Among some of its additional benefits, exercise can help:

  • strengthen your muscles and bones
  • strengthen your immunity, which can decrease your risk of illness and infection
  • lower your blood pressure, sometimes as much as some antihypertensive medications
  • boost levels of good cholesterol in your blood
  • improve your blood circulation
  • improve your ability to control weight
  • help you sleep better at night
  • boost your energy
  • improve your self-image

How Much Exercise Do You Need?

The American Heart Association (AHA) recommends getting at least 150 minutes of moderate aerobic activity every week. They suggest breaking it down by tackling 30-minute workout sessions at least five days a week.

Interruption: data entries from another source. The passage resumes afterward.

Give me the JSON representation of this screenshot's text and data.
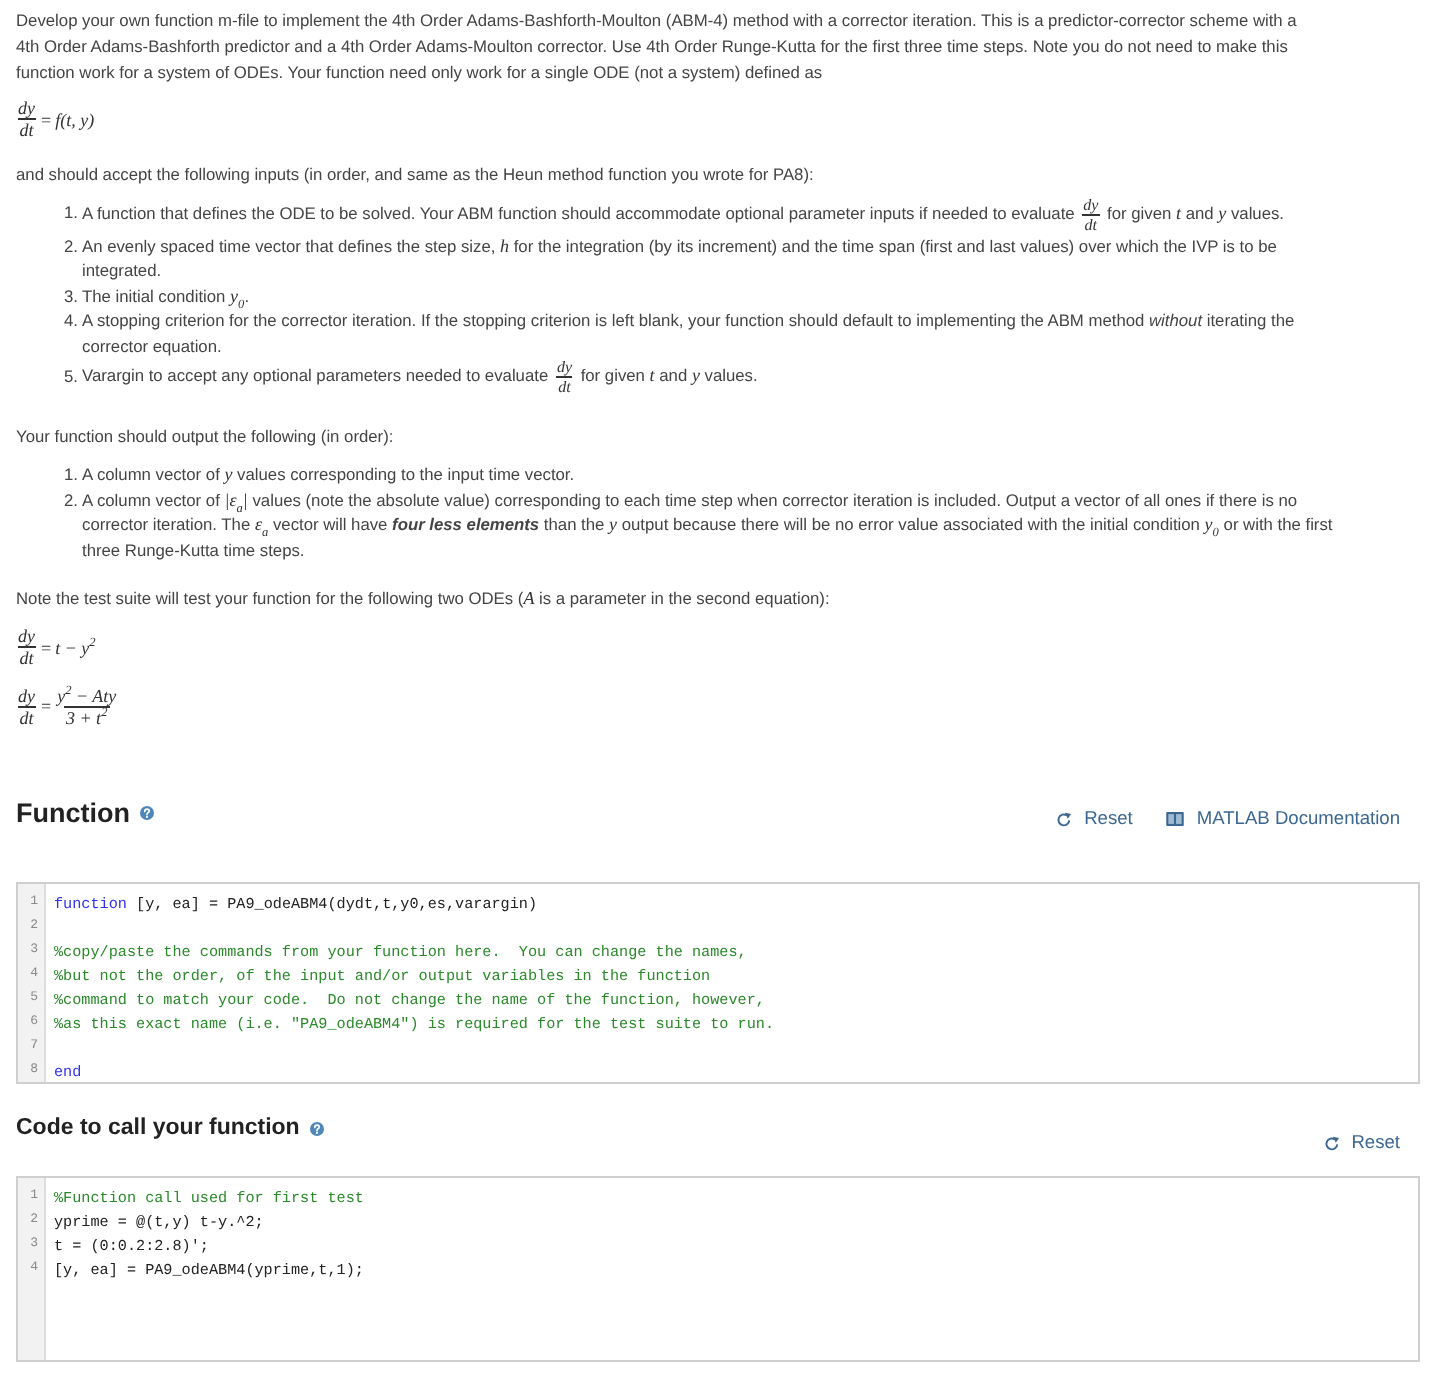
{
  "intro": "Develop your own function m-file to implement the 4th Order Adams-Bashforth-Moulton (ABM-4) method with a corrector iteration. This is a predictor-corrector scheme with a 4th Order Adams-Bashforth predictor and a 4th Order Adams-Moulton corrector. Use 4th Order Runge-Kutta for the first three time steps. Note you do not need to make this function work for a system of ODEs. Your function need only work for a single ODE (not a system) defined as",
  "ode_equation": [
    {
      "kind": "frac",
      "numerator": "dy",
      "denominator": "dt"
    },
    {
      "kind": "op",
      "text": "="
    },
    {
      "kind": "math",
      "text": "f(t, y)"
    }
  ],
  "inputs_intro": "and should accept the following inputs (in order, and same as the Heun method function you wrote for PA8):",
  "inputs": [
    {
      "number": "1.",
      "segments": [
        {
          "kind": "text",
          "text": "A function that defines the ODE to be solved. Your ABM function should accommodate optional parameter inputs if needed to evaluate "
        },
        {
          "kind": "frac",
          "numerator": "dy",
          "denominator": "dt"
        },
        {
          "kind": "text",
          "text": " for given "
        },
        {
          "kind": "math",
          "text": "t"
        },
        {
          "kind": "text",
          "text": " and "
        },
        {
          "kind": "math",
          "text": "y"
        },
        {
          "kind": "text",
          "text": " values."
        }
      ]
    },
    {
      "number": "2.",
      "segments": [
        {
          "kind": "text",
          "text": "An evenly spaced time vector that defines the step size, "
        },
        {
          "kind": "math",
          "text": "h"
        },
        {
          "kind": "text",
          "text": " for the integration (by its increment) and the time span (first and last values) over which the IVP is to be integrated."
        }
      ]
    },
    {
      "number": "3.",
      "segments": [
        {
          "kind": "text",
          "text": "The initial condition "
        },
        {
          "kind": "math",
          "text": "y$_{0}$"
        },
        {
          "kind": "text",
          "text": "."
        }
      ]
    },
    {
      "number": "4.",
      "segments": [
        {
          "kind": "text",
          "text": "A stopping criterion for the corrector iteration. If the stopping criterion is left blank, your function should default to implementing the ABM method "
        },
        {
          "kind": "italic",
          "text": "without"
        },
        {
          "kind": "text",
          "text": " iterating the corrector equation."
        }
      ]
    },
    {
      "number": "5.",
      "segments": [
        {
          "kind": "text",
          "text": "Varargin to accept any optional parameters needed to evaluate "
        },
        {
          "kind": "frac",
          "numerator": "dy",
          "denominator": "dt"
        },
        {
          "kind": "text",
          "text": " for given "
        },
        {
          "kind": "math",
          "text": "t"
        },
        {
          "kind": "text",
          "text": " and "
        },
        {
          "kind": "math",
          "text": "y"
        },
        {
          "kind": "text",
          "text": " values."
        }
      ]
    }
  ],
  "outputs_intro": "Your function should output the following (in order):",
  "outputs": [
    {
      "number": "1.",
      "segments": [
        {
          "kind": "text",
          "text": "A column vector of "
        },
        {
          "kind": "math",
          "text": "y"
        },
        {
          "kind": "text",
          "text": " values corresponding to the input time vector."
        }
      ]
    },
    {
      "number": "2.",
      "segments": [
        {
          "kind": "text",
          "text": "A column vector of "
        },
        {
          "kind": "math",
          "text": "|ε$_{a}$|"
        },
        {
          "kind": "text",
          "text": " values (note the absolute value) corresponding to each time step when corrector iteration is included. Output a vector of all ones if there is no corrector iteration. The "
        },
        {
          "kind": "math",
          "text": "ε$_{a}$"
        },
        {
          "kind": "text",
          "text": " vector will have "
        },
        {
          "kind": "bolditalic",
          "text": "four less elements"
        },
        {
          "kind": "text",
          "text": " than the "
        },
        {
          "kind": "math",
          "text": "y"
        },
        {
          "kind": "text",
          "text": " output because there will be no error value associated with the initial condition "
        },
        {
          "kind": "math",
          "text": "y$_{0}$"
        },
        {
          "kind": "text",
          "text": " or with the first three Runge-Kutta time steps."
        }
      ]
    }
  ],
  "test_note": [
    {
      "kind": "text",
      "text": "Note the test suite will test your function for the following two ODEs ("
    },
    {
      "kind": "math",
      "text": "A"
    },
    {
      "kind": "text",
      "text": " is a parameter in the second equation):"
    }
  ],
  "test_equations": [
    [
      {
        "kind": "frac",
        "numerator": "dy",
        "denominator": "dt"
      },
      {
        "kind": "op",
        "text": "="
      },
      {
        "kind": "math",
        "text": "t − y$^{2}$"
      }
    ],
    [
      {
        "kind": "frac",
        "numerator": "dy",
        "denominator": "dt"
      },
      {
        "kind": "op",
        "text": "="
      },
      {
        "kind": "frac",
        "numerator": "y$^{2}$ − Aty",
        "denominator": "3 + t$^{2}$"
      }
    ]
  ],
  "function_section": {
    "title": "Function",
    "links": [
      {
        "kind": "reset",
        "label": "Reset"
      },
      {
        "kind": "docs",
        "label": "MATLAB Documentation"
      }
    ],
    "code": [
      {
        "number": "1",
        "tokens": [
          {
            "kind": "keyword",
            "text": "function"
          },
          {
            "kind": "plain",
            "text": " [y, ea] = PA9_odeABM4(dydt,t,y0,es,varargin)"
          }
        ]
      },
      {
        "number": "2"
      },
      {
        "number": "3",
        "tokens": [
          {
            "kind": "comment",
            "text": "%copy/paste the commands from your function here.  You can change the names,"
          }
        ]
      },
      {
        "number": "4",
        "tokens": [
          {
            "kind": "comment",
            "text": "%but not the order, of the input and/or output variables in the function"
          }
        ]
      },
      {
        "number": "5",
        "tokens": [
          {
            "kind": "comment",
            "text": "%command to match your code.  Do not change the name of the function, however,"
          }
        ]
      },
      {
        "number": "6",
        "tokens": [
          {
            "kind": "comment",
            "text": "%as this exact name (i.e. \"PA9_odeABM4\") is required for the test suite to run."
          }
        ]
      },
      {
        "number": "7"
      },
      {
        "number": "8",
        "tokens": [
          {
            "kind": "keyword",
            "text": "end"
          }
        ]
      }
    ]
  },
  "call_section": {
    "title": "Code to call your function",
    "links": [
      {
        "kind": "reset",
        "label": "Reset"
      }
    ],
    "code": [
      {
        "number": "1",
        "tokens": [
          {
            "kind": "comment",
            "text": "%Function call used for first test"
          }
        ]
      },
      {
        "number": "2",
        "tokens": [
          {
            "kind": "plain",
            "text": "yprime = @(t,y) t-y.^2;"
          }
        ]
      },
      {
        "number": "3",
        "tokens": [
          {
            "kind": "plain",
            "text": "t = (0:0.2:2.8)';"
          }
        ]
      },
      {
        "number": "4",
        "tokens": [
          {
            "kind": "plain",
            "text": "[y, ea] = PA9_odeABM4(yprime,t,1);"
          }
        ]
      }
    ]
  }
}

If you’re short on time, and can’t fit in a full 30-minute session, three 10-minute workouts have been shown to work almost as well as 30 minutes at once.

The AHA also encourages you to incorporate at least two sessions of muscle-strengthening activities into your weekly routine. You should give all your major muscle groups a good workout, including your arms, shoulders, chest, back, abdomen, legs, abdominals and other core muscles.

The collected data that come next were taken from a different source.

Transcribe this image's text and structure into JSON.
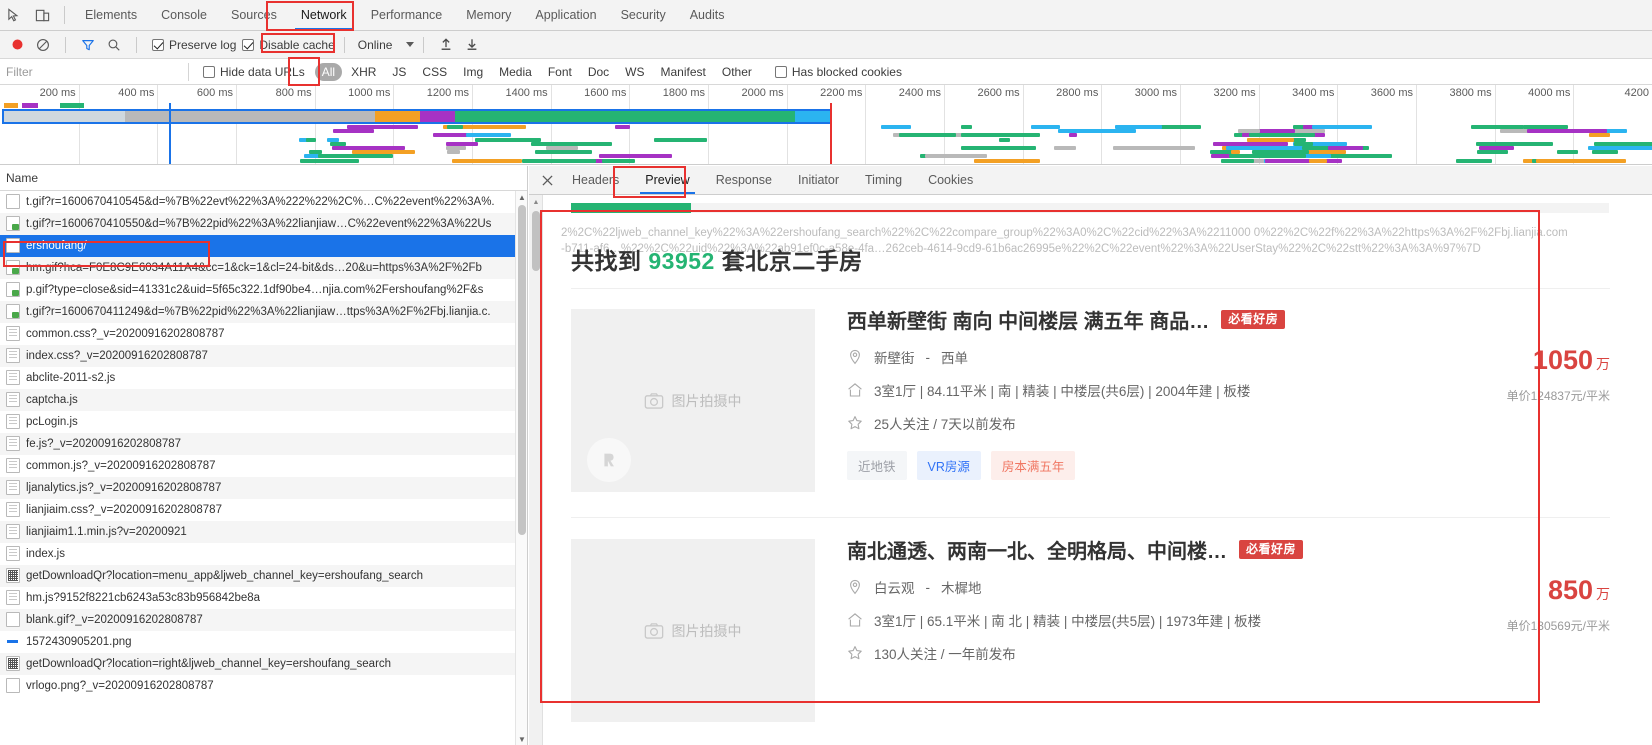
{
  "devtools": {
    "tabs": [
      {
        "label": "Elements",
        "active": false
      },
      {
        "label": "Console",
        "active": false
      },
      {
        "label": "Sources",
        "active": false
      },
      {
        "label": "Network",
        "active": true
      },
      {
        "label": "Performance",
        "active": false
      },
      {
        "label": "Memory",
        "active": false
      },
      {
        "label": "Application",
        "active": false
      },
      {
        "label": "Security",
        "active": false
      },
      {
        "label": "Audits",
        "active": false
      }
    ],
    "controls": {
      "preserve_log_label": "Preserve log",
      "preserve_log_checked": true,
      "disable_cache_label": "Disable cache",
      "disable_cache_checked": true,
      "throttle_label": "Online"
    },
    "filter": {
      "placeholder": "Filter",
      "value": "",
      "hide_data_urls_label": "Hide data URLs",
      "hide_data_urls_checked": false,
      "types": [
        "All",
        "XHR",
        "JS",
        "CSS",
        "Img",
        "Media",
        "Font",
        "Doc",
        "WS",
        "Manifest",
        "Other"
      ],
      "active_type": "All",
      "has_blocked_cookies_label": "Has blocked cookies",
      "has_blocked_cookies_checked": false
    }
  },
  "overview": {
    "ticks": [
      "200 ms",
      "400 ms",
      "600 ms",
      "800 ms",
      "1000 ms",
      "1200 ms",
      "1400 ms",
      "1600 ms",
      "1800 ms",
      "2000 ms",
      "2200 ms",
      "2400 ms",
      "2600 ms",
      "2800 ms",
      "3000 ms",
      "3200 ms",
      "3400 ms",
      "3600 ms",
      "3800 ms",
      "4000 ms",
      "4200"
    ]
  },
  "request_list": {
    "column_header": "Name",
    "rows": [
      {
        "name": "t.gif?r=1600670410545&d=%7B%22evt%22%3A%222%22%2C%…C%22event%22%3A%.",
        "icon": "doc-icon",
        "selected": false
      },
      {
        "name": "t.gif?r=1600670410550&d=%7B%22pid%22%3A%22lianjiaw…C%22event%22%3A%22Us",
        "icon": "image-icon",
        "selected": false
      },
      {
        "name": "ershoufang/",
        "icon": "doc-icon",
        "selected": true
      },
      {
        "name": "hm.gif?hca=F0E8C9E6034A11A4&cc=1&ck=1&cl=24-bit&ds…20&u=https%3A%2F%2Fb",
        "icon": "image-icon",
        "selected": false
      },
      {
        "name": "p.gif?type=close&sid=41331c2&uid=5f65c322.1df90be4…njia.com%2Fershoufang%2F&s",
        "icon": "image-icon",
        "selected": false
      },
      {
        "name": "t.gif?r=1600670411249&d=%7B%22pid%22%3A%22lianjiaw…ttps%3A%2F%2Fbj.lianjia.c.",
        "icon": "image-icon",
        "selected": false
      },
      {
        "name": "common.css?_v=20200916202808787",
        "icon": "stylesheet-icon",
        "selected": false
      },
      {
        "name": "index.css?_v=20200916202808787",
        "icon": "stylesheet-icon",
        "selected": false
      },
      {
        "name": "abclite-2011-s2.js",
        "icon": "script-icon",
        "selected": false
      },
      {
        "name": "captcha.js",
        "icon": "script-icon",
        "selected": false
      },
      {
        "name": "pcLogin.js",
        "icon": "script-icon",
        "selected": false
      },
      {
        "name": "fe.js?_v=20200916202808787",
        "icon": "script-icon",
        "selected": false
      },
      {
        "name": "common.js?_v=20200916202808787",
        "icon": "script-icon",
        "selected": false
      },
      {
        "name": "ljanalytics.js?_v=20200916202808787",
        "icon": "script-icon",
        "selected": false
      },
      {
        "name": "lianjiaim.css?_v=20200916202808787",
        "icon": "stylesheet-icon",
        "selected": false
      },
      {
        "name": "lianjiaim1.1.min.js?v=20200921",
        "icon": "script-icon",
        "selected": false
      },
      {
        "name": "index.js",
        "icon": "script-icon",
        "selected": false
      },
      {
        "name": "getDownloadQr?location=menu_app&ljweb_channel_key=ershoufang_search",
        "icon": "qr-icon",
        "selected": false
      },
      {
        "name": "hm.js?9152f8221cb6243a53c83b956842be8a",
        "icon": "script-icon",
        "selected": false
      },
      {
        "name": "blank.gif?_v=20200916202808787",
        "icon": "doc-icon",
        "selected": false
      },
      {
        "name": "1572430905201.png",
        "icon": "png-icon",
        "selected": false
      },
      {
        "name": "getDownloadQr?location=right&ljweb_channel_key=ershoufang_search",
        "icon": "qr-icon",
        "selected": false
      },
      {
        "name": "vrlogo.png?_v=20200916202808787",
        "icon": "doc-icon",
        "selected": false
      }
    ]
  },
  "detail": {
    "close_label": "✕",
    "tabs": [
      {
        "label": "Headers",
        "active": false
      },
      {
        "label": "Preview",
        "active": true
      },
      {
        "label": "Response",
        "active": false
      },
      {
        "label": "Initiator",
        "active": false
      },
      {
        "label": "Timing",
        "active": false
      },
      {
        "label": "Cookies",
        "active": false
      }
    ]
  },
  "preview": {
    "ghost_line_1": "2%2C%22ljweb_channel_key%22%3A%22ershoufang_search%22%2C%22compare_group%22%3A0%2C%22cid%22%3A%2211000 0%22%2C%22f%22%3A%22https%3A%2F%2Fbj.lianjia.com",
    "ghost_line_2": "-b711-af6…%22%2C%22uid%22%3A%22ab91ef0c-a58e-4fa…262ceb-4614-9cd9-61b6ac26995e%22%2C%22event%22%3A%22UserStay%22%2C%22stt%22%3A%3A%97%7D",
    "result_prefix": "共找到 ",
    "result_count": "93952",
    "result_suffix": " 套北京二手房",
    "thumb_placeholder": "图片拍摄中",
    "listings": [
      {
        "title": "西单新壁街 南向 中间楼层 满五年 商品…",
        "badge": "必看好房",
        "community": "新壁街",
        "district": "西单",
        "specs": "3室1厅 | 84.11平米 | 南 | 精装 | 中楼层(共6层) | 2004年建 | 板楼",
        "follow": "25人关注 / 7天以前发布",
        "tags": [
          "近地铁",
          "VR房源",
          "房本满五年"
        ],
        "price": "1050",
        "price_unit": "万",
        "unit_price": "单价124837元/平米"
      },
      {
        "title": "南北通透、两南一北、全明格局、中间楼…",
        "badge": "必看好房",
        "community": "白云观",
        "district": "木樨地",
        "specs": "3室1厅 | 65.1平米 | 南 北 | 精装 | 中楼层(共5层) | 1973年建 | 板楼",
        "follow": "130人关注 / 一年前发布",
        "tags": [],
        "price": "850",
        "price_unit": "万",
        "unit_price": "单价130569元/平米"
      }
    ]
  },
  "colors": {
    "accent": "#1a73e8",
    "green": "#25b473",
    "red_badge": "#d94440",
    "annotation": "#e8312f"
  }
}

Be sure to build up your physical activity level gradually if you’re new to an exercise program. For example, your doctor might suggest you start with 20 minutes of aerobic exercise, three days a week, and increase gradually from there.

What Types of Exercise Help With Stress?

There are many ways to meet your weekly exercise targets. What type of physical activity should you choose?

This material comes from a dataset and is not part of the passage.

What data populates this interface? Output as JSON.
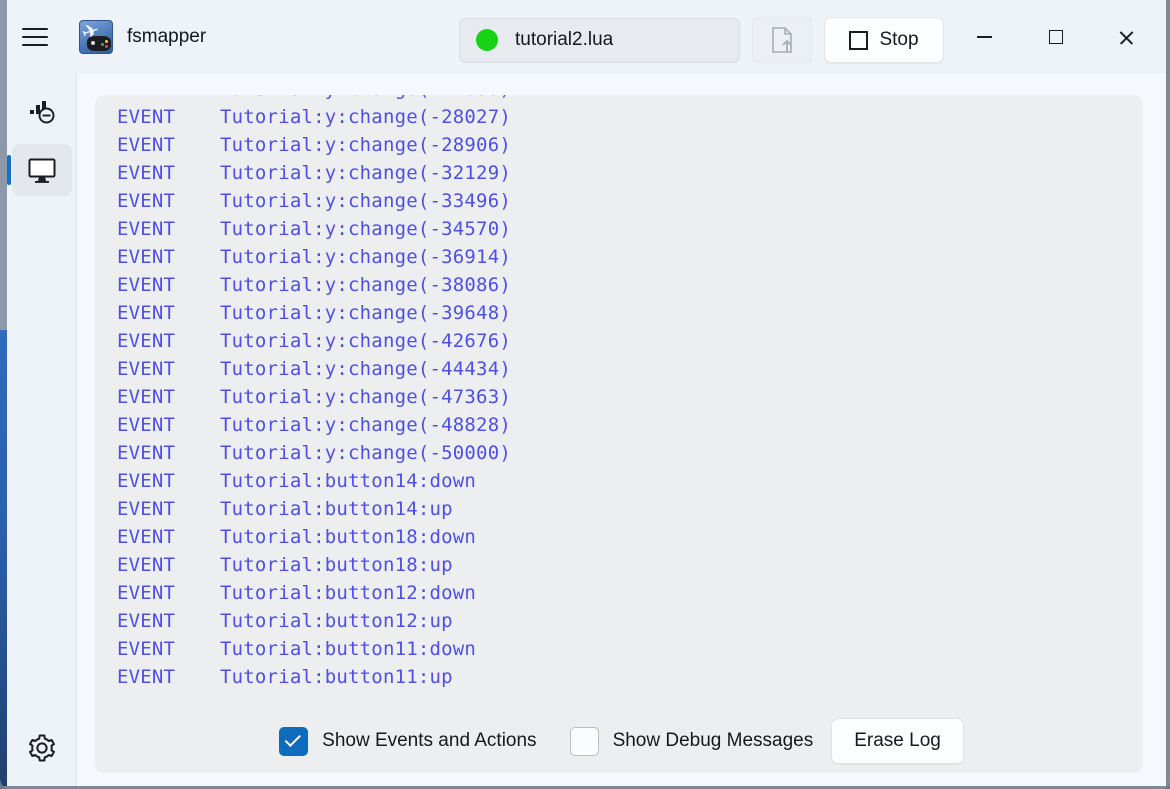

You don’t need to be a marathon runner or elite athlete to experience stress relief from exercise. Almost any kind of exercise can be helpful.

For example, consider trying moderate aerobic exercises such as:

  • biking
  • brisk walking or jogging
  • swimming or doing water aerobics
  • playing tennis or racquetball
  • dancing
  • rowing

When it comes to muscle-strengthening exercises, consider trying weight lifting or activities with resistance bands.

Even something as simple as gardening or choosing to take the stairs rather than the elevator can give you an emotional lift.

Any type of exercise can increase your fitness and decrease your stress. However, it’s important to choose an activity that you enjoy rather than dread. If you don’t like the water, don’t choose swimming as your activity. If the thought of running makes you anxious, training for a 5K race won’t help relieve your stress. Try a variety of activities until you find some you enjoy. When you’re having fun, you’ll be more likely to stick with your workout routine.

Working out with someone else can also add to the stress-busting benefits of workout. Sharing it with family members of friends can make exercise feel more like fun and less like work.

Check with Your Doctor

If you’re out of shape or new to exercising, ask your doctor for guidance on what forms of exercise are right for you. They can help you develop a safe and effective workout routine while taking your specific condition and fitness level into account. Discuss appropriate intensity levels with your doctor.

You can enjoy the stress-relieving benefits of exercise even if you’re out of shape or not athletic. Regular exercise can help you feel less stressed, anxious, and depressed, and more relaxed, optimistic, and happy. It can also improve your overall health, including the health of your heart.